The French have sought to "rebalance" the power structures within the European Union by working closely with the Spanish and Italian leaders, and softened the quasi-religious quality of the German prescription of budget discipline and debt reduction.
But it remains true in European Union affairs that Ms. Merkel's words carry more weight than those of any other leader -- and not just because of Germany's demographic and economic power. There is an understanding that nothing works in the bloc without German agreement, and that France, weaker economically and more saddled with debt, plays a more junior role.
A survey of 25,000 people on either side of the border released ahead of Tuesday's festivities showed that while 80 percent of Germans and 70 percent of French hold the other in high regard, stereotypes persist.
The French still see themselves as Europe's center of policy creativity, but view Germany as the overly cautious, and increasingly begrudging, paymaster. The Germans, however, consider their caution one of their greatest assets, and grumble at French reluctance to reform their social-welfare system and reduce their dependence on nuclear energy.
With an active military and a seat on the Security Council, the French also see themselves as playing a far more important diplomatic role globally, while Germany seems to have regressed in its willingness to use force.

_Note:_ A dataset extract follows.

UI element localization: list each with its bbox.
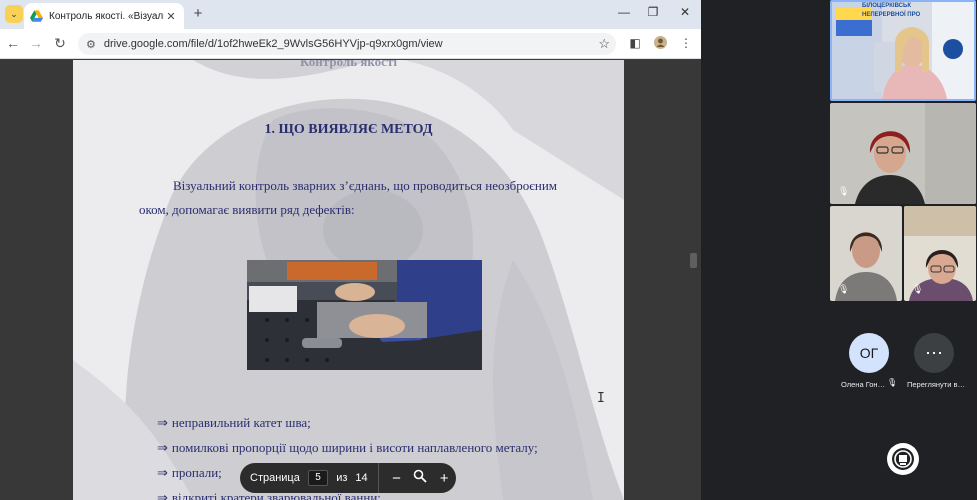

As France has moved to engage militarily in Mali, for instance, responding quickly to a cry for help from an ally, French officials note that while Britain was quick to offer air transport help, Berlin initially pledged only political support. The Germans have since offered two cargo planes.
On Tuesday the chancellor gave no indication of German eagerness to join the fight, thanking French troops for their efforts "for all of us."
One enduring bond between Paris and Berlin is a belief in the importance of the European Union as an anchor for peace and prosperity. The leaders have acknowledged that the strength of their bond has often proved troubling for their European partners, as seen in British efforts to renegotiate its terms for membership.
"Europeans have a special view of German-French relations," Mr. Hollande told a group of students, with a smile. "When we get along, they are afraid it will be to their detriment. And when we do not get along, they realize then that it is to their detriment."